Students are to be offered less choice at Anglia Polytechnic University from 2006 as the number of course options will be cut from 2,000 to 500.
David Tidmarsh, the vice-chancellor, said the move would "simplify" the course structure at APU, but he does not expect job losses or links with any of the university's 20-plus partner colleges to be cut.
Academics teaching undersubscribed options would focus on popular courses in related disciplines, Professor Tidmarsh said.
He suggested that chemistry faced being "mothballed" because of low demand, while the academics in the department would focus on forensic science, which was "growing dramatically".
Professor Tidmarsh expected each of the university's five schools to develop new courses despite the cuts in course options. He added that there might be new course options related to health and art and design.
Although APU has been operating a voluntary redundancy scheme for the past year, he said that closing course options was not "predicated upon or being driven by" either job losses or the need to cut costs.

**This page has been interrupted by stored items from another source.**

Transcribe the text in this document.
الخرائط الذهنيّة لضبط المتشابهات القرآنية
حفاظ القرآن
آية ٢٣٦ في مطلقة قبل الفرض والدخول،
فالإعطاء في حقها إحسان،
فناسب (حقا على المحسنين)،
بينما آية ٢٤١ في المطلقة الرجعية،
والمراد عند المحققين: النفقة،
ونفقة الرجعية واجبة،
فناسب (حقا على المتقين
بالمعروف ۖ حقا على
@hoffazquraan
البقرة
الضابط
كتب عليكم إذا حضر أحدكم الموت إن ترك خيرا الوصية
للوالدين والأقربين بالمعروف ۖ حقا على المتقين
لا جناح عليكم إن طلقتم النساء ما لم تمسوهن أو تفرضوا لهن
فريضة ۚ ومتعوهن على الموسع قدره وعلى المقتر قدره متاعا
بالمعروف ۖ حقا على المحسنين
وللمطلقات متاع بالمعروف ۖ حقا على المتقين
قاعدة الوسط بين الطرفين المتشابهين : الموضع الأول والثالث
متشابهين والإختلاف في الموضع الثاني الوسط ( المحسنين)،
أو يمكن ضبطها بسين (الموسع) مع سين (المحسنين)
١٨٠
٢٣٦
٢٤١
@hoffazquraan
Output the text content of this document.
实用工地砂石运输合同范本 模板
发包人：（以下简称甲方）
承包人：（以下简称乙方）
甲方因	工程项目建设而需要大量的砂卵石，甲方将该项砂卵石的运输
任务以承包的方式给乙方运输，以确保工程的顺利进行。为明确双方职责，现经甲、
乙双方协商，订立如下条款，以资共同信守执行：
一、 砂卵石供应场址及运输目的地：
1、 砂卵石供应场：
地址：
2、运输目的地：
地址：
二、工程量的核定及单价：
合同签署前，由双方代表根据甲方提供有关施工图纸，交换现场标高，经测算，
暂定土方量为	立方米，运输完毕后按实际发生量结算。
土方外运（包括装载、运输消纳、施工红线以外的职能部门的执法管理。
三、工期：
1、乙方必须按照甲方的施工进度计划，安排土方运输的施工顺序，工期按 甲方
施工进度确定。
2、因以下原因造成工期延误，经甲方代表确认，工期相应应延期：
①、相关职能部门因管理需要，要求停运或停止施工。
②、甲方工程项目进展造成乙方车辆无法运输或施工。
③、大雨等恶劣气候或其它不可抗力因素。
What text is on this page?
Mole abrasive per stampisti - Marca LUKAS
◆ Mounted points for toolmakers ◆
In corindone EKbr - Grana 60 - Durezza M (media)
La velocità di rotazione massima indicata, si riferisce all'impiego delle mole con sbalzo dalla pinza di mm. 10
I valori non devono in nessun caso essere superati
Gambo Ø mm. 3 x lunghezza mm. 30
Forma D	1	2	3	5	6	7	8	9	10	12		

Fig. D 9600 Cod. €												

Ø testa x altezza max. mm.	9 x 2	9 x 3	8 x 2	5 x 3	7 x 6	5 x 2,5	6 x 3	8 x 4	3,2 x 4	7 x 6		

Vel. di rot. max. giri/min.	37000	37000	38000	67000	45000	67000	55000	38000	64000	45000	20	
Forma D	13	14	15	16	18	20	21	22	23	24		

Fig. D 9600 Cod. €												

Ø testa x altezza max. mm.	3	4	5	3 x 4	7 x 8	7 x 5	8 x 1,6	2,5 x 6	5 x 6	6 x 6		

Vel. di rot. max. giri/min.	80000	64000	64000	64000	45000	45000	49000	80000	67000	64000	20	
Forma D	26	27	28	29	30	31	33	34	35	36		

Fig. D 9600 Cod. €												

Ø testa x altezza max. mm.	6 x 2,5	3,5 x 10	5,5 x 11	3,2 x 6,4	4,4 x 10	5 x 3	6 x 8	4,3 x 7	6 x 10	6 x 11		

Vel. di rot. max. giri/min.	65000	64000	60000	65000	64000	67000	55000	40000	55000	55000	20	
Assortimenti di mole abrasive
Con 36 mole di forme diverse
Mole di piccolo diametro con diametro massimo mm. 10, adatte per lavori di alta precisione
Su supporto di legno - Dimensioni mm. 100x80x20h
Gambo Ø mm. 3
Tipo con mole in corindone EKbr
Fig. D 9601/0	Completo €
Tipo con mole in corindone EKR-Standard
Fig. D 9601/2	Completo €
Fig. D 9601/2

But Jenny Golden, regional official for lecturers' union Natfhe, said:
"Academic staff have certainly not been given any indication of implications for staffing levels, but they require firmer assurances.
"There is concern because across the higher education sector the Government appears to have no national plan for the long-term survival of subjects such as civil engineering, pure sciences, languages and geography."
The Times Higher revealed in November that APU had become the first fully fledged university to be told that the Quality Assurance Agency has "limited confidence" in its ability to manage internal quality assurance.
Professor Tidmarsh added: "We want to end up with a better offering for students in a more appropriate range of subjects."